An unwise and highly partisan effort that threatens to undo years of hard work to establish a nationwide set of academic standards may be dying in the state Senate
. Good riddance.
Senate Bill 619
calls for creation of a new state academic standards committee, which would be populated by political appointees (Gov. Scott Walker would get six picks alone). The committee would be charged with reviewing the Common Core State Standards that already are being put into place in Wisconsin. The board also would make recommendations about how to rewrite the standards.
The Common Core standards were completed in 2010 and have been adopted by 45 states, Washington, D.C., four territories and the Department of Defense schools. They were the creation of a bipartisan group of state school superintendents and governors. The aim: Create a national set of expectations for students from one state to another. This state bill threatens to undermine that effort.
State Sen. Luther Olsen (R-Ripon), chairman of the Senate Education Committee, told the Associated Press that at least five Republican senators have indicated they are opposed to the bill, meaning getting to the 17 votes needed for passage might be a stretch.

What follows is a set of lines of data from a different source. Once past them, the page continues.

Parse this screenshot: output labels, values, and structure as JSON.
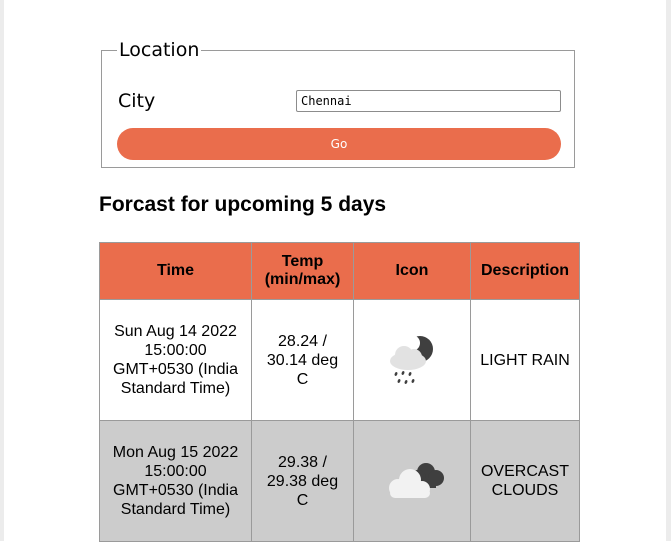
{
  "location": {
    "legend": "Location",
    "city_label": "City",
    "city_value": "Chennai",
    "go_label": "Go"
  },
  "forecast": {
    "title": "Forcast for upcoming 5 days",
    "headers": {
      "time": "Time",
      "temp_line1": "Temp",
      "temp_line2": "(min/max)",
      "icon": "Icon",
      "description": "Description"
    },
    "rows": [
      {
        "time_lines": [
          "Sun Aug 14 2022",
          "15:00:00",
          "GMT+0530 (India",
          "Standard Time)"
        ],
        "temp_lines": [
          "28.24 /",
          "30.14 deg",
          "C"
        ],
        "icon": "cloud-rain-night-icon",
        "description": "LIGHT RAIN"
      },
      {
        "time_lines": [
          "Mon Aug 15 2022",
          "15:00:00",
          "GMT+0530 (India",
          "Standard Time)"
        ],
        "temp_lines": [
          "29.38 /",
          "29.38 deg",
          "C"
        ],
        "icon": "overcast-clouds-icon",
        "description_lines": [
          "OVERCAST",
          "CLOUDS"
        ]
      }
    ]
  },
  "colors": {
    "accent": "#ea6d4c",
    "row_alt": "#cccccc"
  }
}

Tea party Republicans around the nation have tried to make the standards controversial, sometimes by making wildly erroneous claims, including that the standards include sex education guidelines or that the standards might lead to retinal scans of students.
Walker's staff wrote the bill, which is backed by state Sens. Leah Vukmir (R-Wauwatosa) and Paul Farrow (R-Pewaukee). Vukmir and Farrow are skeptical
of the federal government's involvement in the standards and have said Wisconsin needs more than a "one size fits all" approach. Those may be reasonable concerns, but the bill they are pushing is a step backward and threatens the entire project. Worse, it would politicize the process needlessly.
A major problem under the failed No Child Left Behind law was the varying standards from one state to the next, with each state setting the bar to its own liking. American students, meantime, are being outpaced by some of their peers in other nations. The answer is a common set of academic standards. Common Core provides that. Wisconsin should continue implementing these common-sense standards and leave politics out of it.